C'est vrai que ce prix existait sous une autre forme. Il avait été souhaité par Jacques CHIRAC était remis par l'AFP. Il portait le nom de Georges BENDRIHEM £ un photoreporter qui avait longtemps accompagné le Président CHIRAC et qui était, comme l'a rappelé Pierre LESCURE, décédé lors d'un accident en Tunisie. Ce prix avait disparu en 2008. J'ai considéré que nous devions le rétablir sous une autre forme, avec ce prix ouvert aux photographes accrédités, sur l'Elysée, sur la maison de la République.

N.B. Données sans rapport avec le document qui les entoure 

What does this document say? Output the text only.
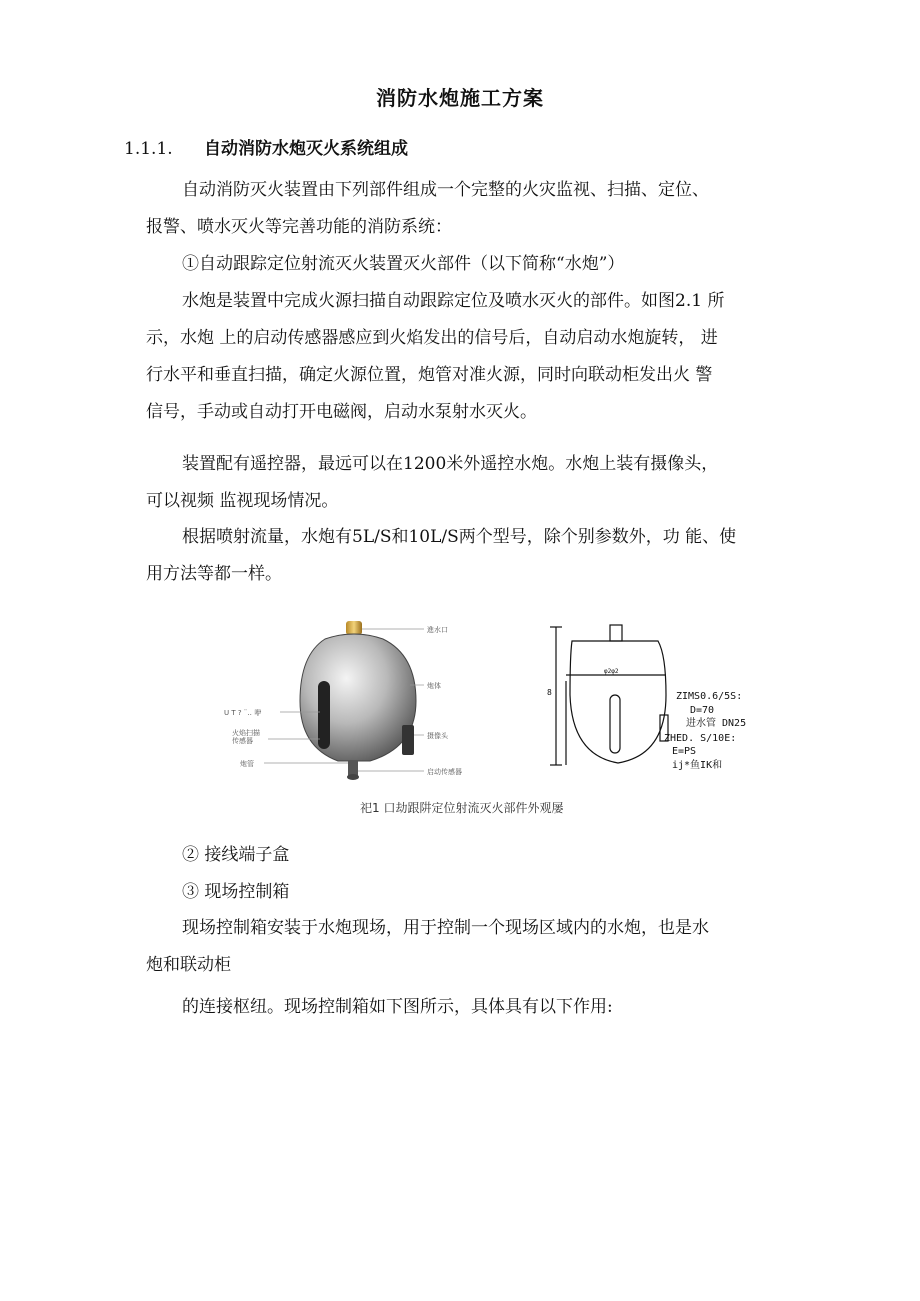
消防水炮施工方案
1.1.1. 自动消防水炮灭火系统组成
自动消防灭火装置由下列部件组成一个完整的火灾监视、扫描、定位、
报警、喷水灭火等完善功能的消防系统：
①自动跟踪定位射流灭火装置灭火部件（以下简称“水炮”）
水炮是装置中完成火源扫描自动跟踪定位及喷水灭火的部件。如图2.1 所
示，水炮 上的启动传感器感应到火焰发出的信号后，自动启动水炮旋转， 进
行水平和垂直扫描，确定火源位置，炮管对准火源，同时向联动柜发出火 警
信号，手动或自动打开电磁阀，启动水泵射水灭火。
装置配有遥控器，最远可以在1200米外遥控水炮。水炮上装有摄像头，
可以视频 监视现场情况。
根据喷射流量，水炮有5L/S和10L/S两个型号，除个别参数外，功 能、使
用方法等都一样。
進水口
炮体
摄像头
启动传感器
U T ? ¨‥ 咿
火焰扫描
传感器
炮管
φ2φ2
8	ZIMS0.6/5S:
D=70
进水管 DN25
ZHED. S/10E:
E=PS
ij*鱼IK和
祀1 口劫跟阱定位射流灭火部件外观屡
② 接线端子盒
③ 现场控制箱
现场控制箱安装于水炮现场，用于控制一个现场区域内的水炮，也是水
炮和联动柜
的连接枢纽。现场控制箱如下图所示，具体具有以下作用:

Ces photographes accrédités, je les vois régulièrement à toutes les occasions. Je me pose toujours cette question : « mais pourquoi reviennent-ils pour voir les mêmes situations, les mêmes protocoles et parfois même, les mêmes invités ? » Ils reviennent parce que chaque situation est, à la fois, la même et différente. Quelquefois je sens ce regard appuyé d'un appareil photographique sur moi Il suffit de la moindre désinvolture, du moindre regard en biais et je ne parle pas de tenue vestimentaire pour que cela soit immédiatement légendé !

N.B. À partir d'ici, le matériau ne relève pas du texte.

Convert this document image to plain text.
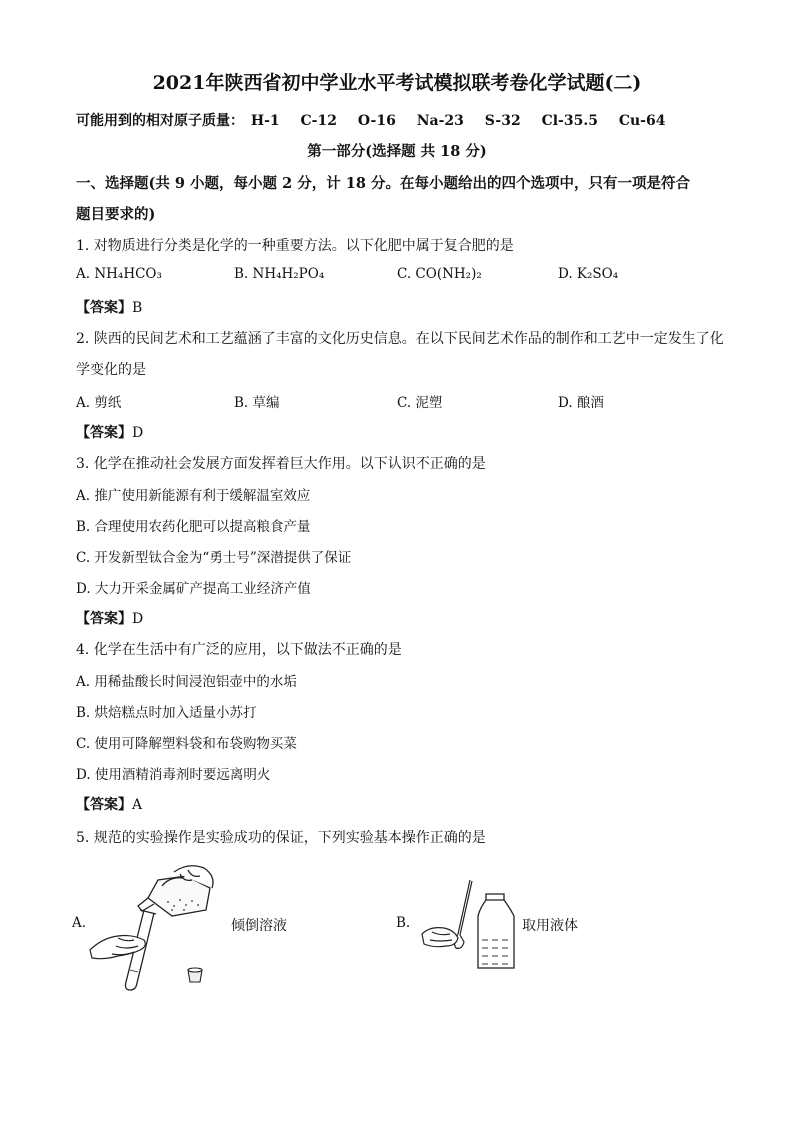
2021年陕西省初中学业水平考试模拟联考卷化学试题(二)
可能用到的相对原子质量： H-1 C-12 O-16 Na-23 S-32 Cl-35.5 Cu-64
第一部分(选择题 共 18 分)
一、选择题(共 9 小题，每小题 2 分，计 18 分。在每小题给出的四个选项中，只有一项是符合
题目要求的)
1. 对物质进行分类是化学的一种重要方法。以下化肥中属于复合肥的是
A. NH₄HCO₃	B. NH₄H₂PO₄	C. CO(NH₂)₂	D. K₂SO₄
【答案】B
2. 陕西的民间艺术和工艺蕴涵了丰富的文化历史信息。在以下民间艺术作品的制作和工艺中一定发生了化
学变化的是
A. 剪纸	B. 草编	C. 泥塑	D. 酿酒
【答案】D
3. 化学在推动社会发展方面发挥着巨大作用。以下认识不正确的是
A. 推广使用新能源有利于缓解温室效应
B. 合理使用农药化肥可以提高粮食产量
C. 开发新型钛合金为“勇士号”深潜提供了保证
D. 大力开采金属矿产提高工业经济产值
【答案】D
4. 化学在生活中有广泛的应用，以下做法不正确的是
A. 用稀盐酸长时间浸泡铝壶中的水垢
B. 烘焙糕点时加入适量小苏打
C. 使用可降解塑料袋和布袋购物买菜
D. 使用酒精消毒剂时要远离明火
【答案】A
5. 规范的实验操作是实验成功的保证，下列实验基本操作正确的是
A.	倾倒溶液	B.	取用液体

La photo est aussi, d'une certaine façon, un message. C'est pourquoi, il faut y faire attention : les photographes doivent garder l'objectif de vérité et celui ou celle qui est photographié doit savoir qu'il est l'objet de cette curiosité pour autant que le contrôle puisse se faire Rien n'échappe à un photographe ou à une photographe ! Parce que justement, il y a des moments où rien ne peut être contrôlé : une émotion, un regard et parfois une situation cocasse... C'est cela que, à un moment, vous avez-vous-même saisi.

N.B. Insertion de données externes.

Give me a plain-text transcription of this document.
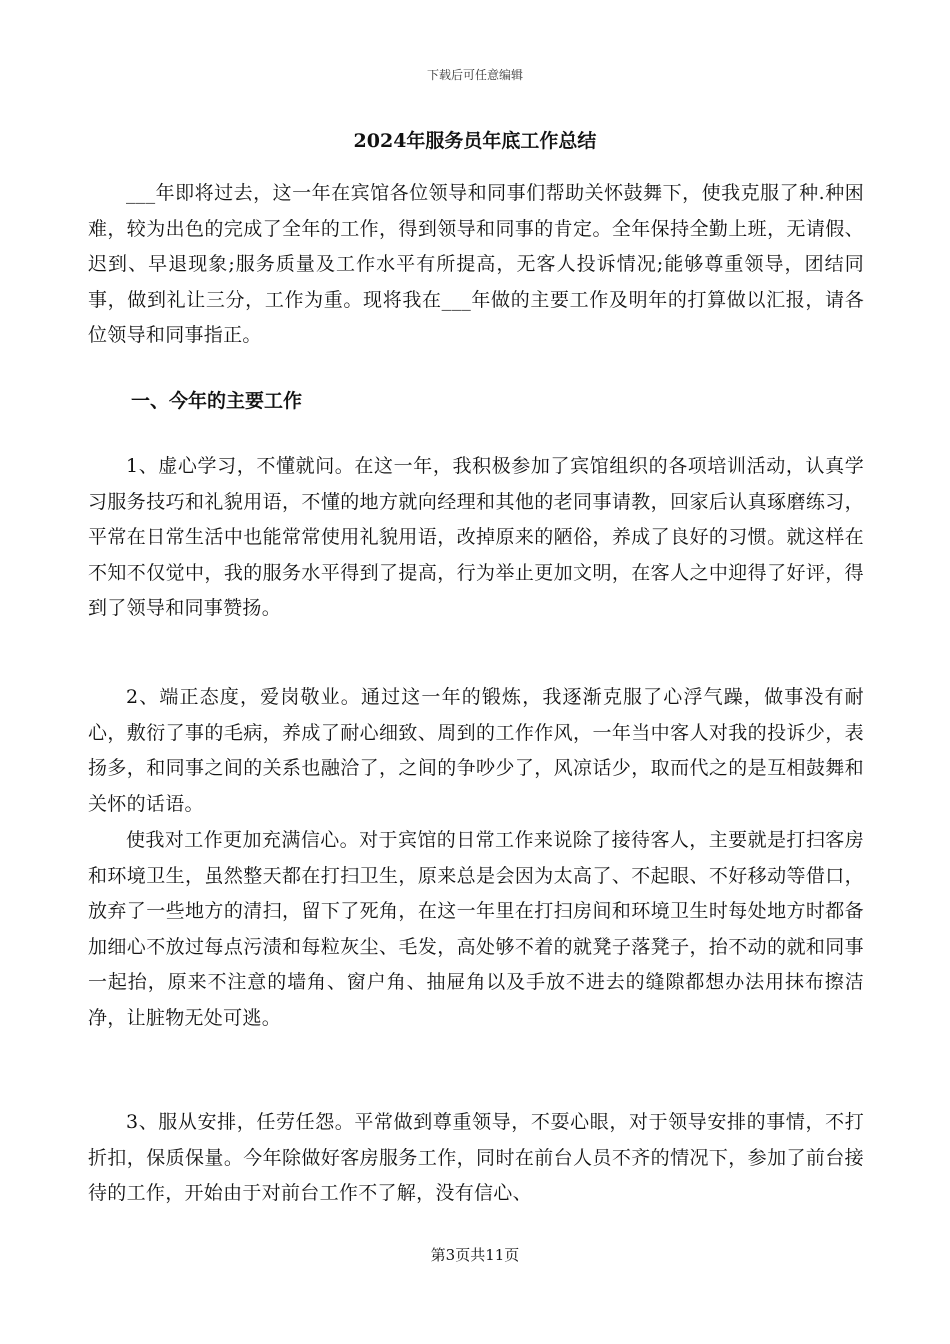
下载后可任意编辑
2024年服务员年底工作总结

___年即将过去，这一年在宾馆各位领导和同事们帮助关怀鼓舞下，使我克服了种.种困难，较为出色的完成了全年的工作，得到领导和同事的肯定。全年保持全勤上班，无请假、迟到、早退现象;服务质量及工作水平有所提高，无客人投诉情况;能够尊重领导，团结同事，做到礼让三分，工作为重。现将我在___年做的主要工作及明年的打算做以汇报，请各位领导和同事指正。

一、今年的主要工作

1、虚心学习，不懂就问。在这一年，我积极参加了宾馆组织的各项培训活动，认真学习服务技巧和礼貌用语，不懂的地方就向经理和其他的老同事请教，回家后认真琢磨练习，平常在日常生活中也能常常使用礼貌用语，改掉原来的陋俗，养成了良好的习惯。就这样在不知不仅觉中，我的服务水平得到了提高，行为举止更加文明，在客人之中迎得了好评，得到了领导和同事赞扬。

2、端正态度，爱岗敬业。通过这一年的锻炼，我逐渐克服了心浮气躁，做事没有耐心，敷衍了事的毛病，养成了耐心细致、周到的工作作风，一年当中客人对我的投诉少，表扬多，和同事之间的关系也融洽了，之间的争吵少了，风凉话少，取而代之的是互相鼓舞和关怀的话语。

使我对工作更加充满信心。对于宾馆的日常工作来说除了接待客人，主要就是打扫客房和环境卫生，虽然整天都在打扫卫生，原来总是会因为太高了、不起眼、不好移动等借口，放弃了一些地方的清扫，留下了死角，在这一年里在打扫房间和环境卫生时每处地方时都备加细心不放过每点污渍和每粒灰尘、毛发，高处够不着的就凳子落凳子，抬不动的就和同事一起抬，原来不注意的墙角、窗户角、抽屉角以及手放不进去的缝隙都想办法用抹布擦洁净，让脏物无处可逃。

3、服从安排，任劳任怨。平常做到尊重领导，不耍心眼，对于领导安排的事情，不打折扣，保质保量。今年除做好客房服务工作，同时在前台人员不齐的情况下，参加了前台接待的工作，开始由于对前台工作不了解，没有信心、

第3页共11页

Je souhaitais aussi que ce prix puisse récompenser les photographes qui font un travail de reportage extrêmement difficile et dangereux. Je me souviens d'un moment très particulier dans la campagne présidentielle, lorsque Rémi OCHLIK est mort en Syrie. Une exposition lui avait été réservée à mon siège de campagne. J'avais reçu sa compagne, ses amis C'était un moment particulièrement douloureux. Ce journaliste était parti, parmi d'autres, pour aller chercher la vérité au moment où la crise syrienne n'en était qu'à son commencement. On voit où elle en est aujourd'hui
J'ai aussi une pensée pour Camille LEPAGE, cette jeune fille qui était partie en Centrafrique et qui a été assassinée dans des conditions particulièrement horribles. C'était au début de l'année 2014. Je me souviens encore de la réception, hélas, du corps avec sa famille. Une jeune journaliste qui voulait, là-aussi, chercher à comprendre ce qui se passait en Centrafrique.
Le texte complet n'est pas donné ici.